Question

A circular, rotating serving tray has 6 different desserts placed around its circumference. How many different ways can all of the desserts be arranged on the tray?
a.
120
c.
720
b.
5040
d.
30

Answer 1

@Mr.Man420

Answer 2

SAme as the last time I showed you. To find how many combinations there are you take the amount you have in this case 6 and you multiply t out. 6x5x4x3x2x1=?

Answer 3

720

Answer 4

Correct.(:

Answer 5

Let's consider the simpler case above in the figure.
You have 3 desserts to arrange in a circular plate. The plate rotates, so no dessert is assigned to the top spot or one of the lower spots in the plate.
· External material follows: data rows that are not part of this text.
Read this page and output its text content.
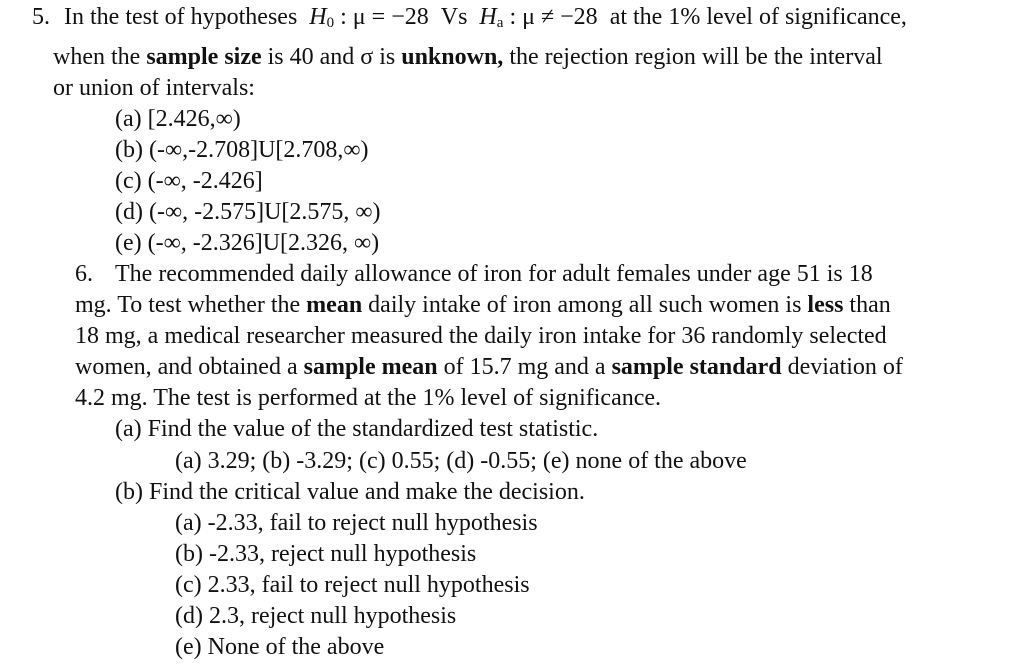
5. In the test of hypotheses $H_0$ : μ = −28 Vs $H_a$ : μ ≠ −28 at the 1% level of significance,
when the sample size is 40 and σ is unknown, the rejection region will be the interval
or union of intervals:
(a) [2.426,∞)
(b) (-∞,-2.708]U[2.708,∞)
(c) (-∞, -2.426]
(d) (-∞, -2.575]U[2.575, ∞)
(e) (-∞, -2.326]U[2.326, ∞)
6. The recommended daily allowance of iron for adult females under age 51 is 18
mg. To test whether the mean daily intake of iron among all such women is less than
18 mg, a medical researcher measured the daily iron intake for 36 randomly selected
women, and obtained a sample mean of 15.7 mg and a sample standard deviation of
4.2 mg. The test is performed at the 1% level of significance.
(a) Find the value of the standardized test statistic.
(a) 3.29; (b) -3.29; (c) 0.55; (d) -0.55; (e) none of the above
(b) Find the critical value and make the decision.
(a) -2.33, fail to reject null hypothesis
(b) -2.33, reject null hypothesis
(c) 2.33, fail to reject null hypothesis
(d) 2.3, reject null hypothesis
(e) None of the above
The only thing that matters are the relative positions of the desserts in the plate.

Answer 6

If the answer were 3!, you'd get 3! = 3 * 2 * 1 = 6.
Notice the 6 different outcomes above in the figure.

Answer 7

The problem is that since we are only concerned with the relative positions of the desserts in each plate, there are many repeats.

Answer 8

Plates A, C, and F are the same.
Plates B, D, and E are the same.
That means that, in fact, there are only 2 unique arrangements.

Answer 9

So was I wrong?

Answer 10

no you got it right

Answer 11

In this situation of a "circular permutation", the number of permutations is really (n - 1)!, not n!.
Notice that (3 - 1)! = 2! = 2, which is the answer for my simple example.
Similarly, the answer to you question is 5! = 120, not 6! = 720.

Answer 12

Ok, just checking.

Answer 13

Yes.

Answer 14

Your answer is correct for an arrangement in a row, not for a circular arrangement.

Answer 15

That's why it didn't work for your other question @Junie.Michell98

Answer 16

yeah

Answer 17

Notice that for an arrangement in a row, all 6 arrangements are different.
Here the number of different arrangements is indeed n!, as 3! = 6.